After that, the machine can learn that if this is how a person is answering a survey, there is an x percent chance that that customer will churn out. The Predictive Analytics model in a C-sat environment is extremely powerful because with the help of survey responses, one can understand the customer’s emotions.
Based on this and some human factor data, one can get a highly predictable churn number. So, now when another person answers your survey in a way similar to MR. X, you can immediately get an urgent notification that this person has a very high chance of churning out and thereby, take appropriate action. Predictive Analytics makes this possible.
2. Text Analytics
Another important application of Predictive Analytics is that it makes Text Analytics and Driver Analytics attainable. We are not used to analysing a large volume of open-end text using a machine algorithm. Usually, it is read by humans and then coded.
3. Driver Analysis
Driver Analysis, on the other hand refers to an analysis that identifies what are the levers that one can pull to make sure that a customer is happy. Traditionally it was an analysis that happened occasionally and for very specific elements but with Machine Learning, it is possible to do an analysis of multiple, inter-related, and inter-connected factors.
For instance, a telecom company trying to figure out what is of most significance- network quality, customer support or their interaction and how this affects churn. Predictive Analytics can help predict how the drivers are constantly moving is real time, as the environment changes and the days go by.
4. Ad Test/ Recall Value
Predictive Analytics can be used exceedingly well to appraise whether an ad will work or not. Ad agencies test hundreds of ads before they launch one in the market.
And if it did work, how did it reflect on the sales figure. If this is done diligently over a span of time, one should be able to get to a predictability score that indicates the percentage of ‘enjoyability’ that an ad must have for it to work. These numbers can then be fed into an ongoing learning algorithm to predict the kinds of ads that will work well for a specific category. Predictive Analytics makes this achievable.

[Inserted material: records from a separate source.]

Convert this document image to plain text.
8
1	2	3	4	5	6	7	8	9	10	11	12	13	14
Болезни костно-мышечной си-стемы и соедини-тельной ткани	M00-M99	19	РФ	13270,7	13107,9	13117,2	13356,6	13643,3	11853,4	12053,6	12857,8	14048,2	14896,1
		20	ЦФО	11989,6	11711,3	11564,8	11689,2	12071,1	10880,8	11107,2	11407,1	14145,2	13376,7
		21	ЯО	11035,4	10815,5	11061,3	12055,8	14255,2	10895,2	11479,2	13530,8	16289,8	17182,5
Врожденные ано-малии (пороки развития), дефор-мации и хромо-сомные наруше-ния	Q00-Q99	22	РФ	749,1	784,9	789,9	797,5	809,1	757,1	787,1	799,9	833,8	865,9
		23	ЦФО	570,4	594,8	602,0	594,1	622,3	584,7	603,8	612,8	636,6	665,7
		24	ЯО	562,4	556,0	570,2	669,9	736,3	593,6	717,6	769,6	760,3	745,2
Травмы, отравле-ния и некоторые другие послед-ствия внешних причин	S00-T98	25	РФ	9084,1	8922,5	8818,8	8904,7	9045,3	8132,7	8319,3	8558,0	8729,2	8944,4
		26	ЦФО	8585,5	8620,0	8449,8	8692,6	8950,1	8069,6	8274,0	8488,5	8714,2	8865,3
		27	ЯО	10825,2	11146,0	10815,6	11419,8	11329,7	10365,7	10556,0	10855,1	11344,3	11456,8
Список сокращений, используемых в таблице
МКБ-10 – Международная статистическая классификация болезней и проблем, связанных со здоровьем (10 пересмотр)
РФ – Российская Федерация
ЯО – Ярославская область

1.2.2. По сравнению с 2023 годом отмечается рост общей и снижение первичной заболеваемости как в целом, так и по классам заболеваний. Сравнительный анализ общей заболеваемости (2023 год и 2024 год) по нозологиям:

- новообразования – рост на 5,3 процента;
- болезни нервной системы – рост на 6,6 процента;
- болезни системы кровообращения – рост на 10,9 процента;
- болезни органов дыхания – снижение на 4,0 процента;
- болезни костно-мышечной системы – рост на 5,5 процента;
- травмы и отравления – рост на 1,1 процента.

Market Research on its own offers enormous value but usually lacks the ability to predict the changes in customer behaviour at the earliest stage since it relies on a restricted sample size of customers. With Predictive Analytics, it is possible to comprehensively consider and assess all customer data and arrive at a much more accurate conclusion.
Now, more than ever before the customers are skeptical, discerning with a plethora of choices available to them. Predictive Analytics is an instrument to not just grow your customer base but to retain pre-existing customers as well. Using Predictive Analytics models, marketers can “reverse engineer” customer experience.
Market research has always been a cost center where money is spent to evaluate whether a product or a change will work or not. With Predictive Analytics, market research can become the life blood for making day to day strategic and tactical decisions.
It can help a business take proactive action by predicting the behaviour of the customers based on historical data, thereby impacting the bottom line significantly.